UBC Theses and Dissertations
A landscape level analysis of yellow-cedar decline in coastal British Columbia Wooton, Claire Evelyn
Yellow-cedar (Chamaecyparis nootkatensis) is currently undergoing a dramatic decline in western North America, with concentrated areas of decline located in southeast Alaska and coastal British Columbia. Recent research suggests that a shift in climate is responsible for the decline and a working hypothesis concerning the role of climate and site specific factors has been proposed. The main objective of this research was to contribute to the understanding of the yellow-cedar decline phenomenon by examining the spatial pattern of the decline and assessing the relations with topographic variables in coastal British Columbia. The research questions were addressed through a combination of remote sensing and Geographic Information System (GIS) techniques. Sample points were distributed across the landscape according to a stratified sampling scheme and the presence/absence of decline at each point was determined using a forest cover dataset and aerial photograph interpretation.
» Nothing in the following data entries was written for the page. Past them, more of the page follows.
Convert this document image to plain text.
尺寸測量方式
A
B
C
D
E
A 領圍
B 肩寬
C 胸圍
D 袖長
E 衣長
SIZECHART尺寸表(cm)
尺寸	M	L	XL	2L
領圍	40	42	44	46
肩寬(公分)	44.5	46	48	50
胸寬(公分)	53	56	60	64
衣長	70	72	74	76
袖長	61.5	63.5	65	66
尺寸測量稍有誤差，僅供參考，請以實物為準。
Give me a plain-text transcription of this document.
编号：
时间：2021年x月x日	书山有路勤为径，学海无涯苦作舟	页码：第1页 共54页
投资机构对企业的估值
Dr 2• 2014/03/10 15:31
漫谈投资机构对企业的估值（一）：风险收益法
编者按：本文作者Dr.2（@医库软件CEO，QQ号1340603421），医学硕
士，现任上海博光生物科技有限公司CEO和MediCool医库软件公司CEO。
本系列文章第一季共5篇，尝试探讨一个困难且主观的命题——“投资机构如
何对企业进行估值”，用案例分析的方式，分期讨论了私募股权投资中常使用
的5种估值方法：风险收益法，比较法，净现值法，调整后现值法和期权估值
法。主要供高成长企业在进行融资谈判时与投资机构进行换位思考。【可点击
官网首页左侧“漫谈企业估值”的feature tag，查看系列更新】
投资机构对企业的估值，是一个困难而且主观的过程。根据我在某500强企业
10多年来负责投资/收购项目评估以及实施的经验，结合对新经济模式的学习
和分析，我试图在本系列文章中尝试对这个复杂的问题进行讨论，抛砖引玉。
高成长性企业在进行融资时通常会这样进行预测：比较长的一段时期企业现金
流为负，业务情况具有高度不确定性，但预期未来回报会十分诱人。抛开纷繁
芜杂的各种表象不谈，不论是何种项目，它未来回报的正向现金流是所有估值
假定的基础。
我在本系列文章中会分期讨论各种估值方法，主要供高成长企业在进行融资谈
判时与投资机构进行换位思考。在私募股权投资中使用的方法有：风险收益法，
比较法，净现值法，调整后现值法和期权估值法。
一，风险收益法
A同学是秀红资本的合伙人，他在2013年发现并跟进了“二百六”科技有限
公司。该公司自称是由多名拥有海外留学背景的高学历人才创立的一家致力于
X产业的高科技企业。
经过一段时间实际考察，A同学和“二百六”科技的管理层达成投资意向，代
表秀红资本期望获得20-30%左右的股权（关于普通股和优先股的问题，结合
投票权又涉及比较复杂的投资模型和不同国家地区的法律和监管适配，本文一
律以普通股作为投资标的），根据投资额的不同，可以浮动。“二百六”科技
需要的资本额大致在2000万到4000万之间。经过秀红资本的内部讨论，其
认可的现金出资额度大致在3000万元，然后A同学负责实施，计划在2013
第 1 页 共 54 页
Spatial patterns of topographic factors (e.g. elevation, slope, aspect) were derived from a 25 m digital elevation model of the province. To assess the strength of relations between the distribution of decline and the various environmental predictors, logistic regression and decision-tree models were applied. The lasso technique was used to select a significant set of coefficients and the selection was then validated through bootstrap analysis. Model results indicated that low elevation sites close to the coast, which are more exposed and have more variation in elevation, are more likely to show evidence of decline. The logistic model fit the data well (Nagelkerke R² = 0.846, Hosmer-Le Cessie omnibus test failed to find any evidence of lack of fit) and had high predictive accuracy (AUC = 0.98). The topographic variables identified by the model influence degree of soil saturation, temperatures and snowpack presence in a forest stand, supporting the proposed associations in the current decline hypothesis. The analysis also highlighted the utility of the lasso logistic model for selecting significant variables and mapping high risk areas for decline. Knowledge of the determinants of the spatial pattern of decline will improve predictability and provide critical information for the conservation and management of yellow-cedar.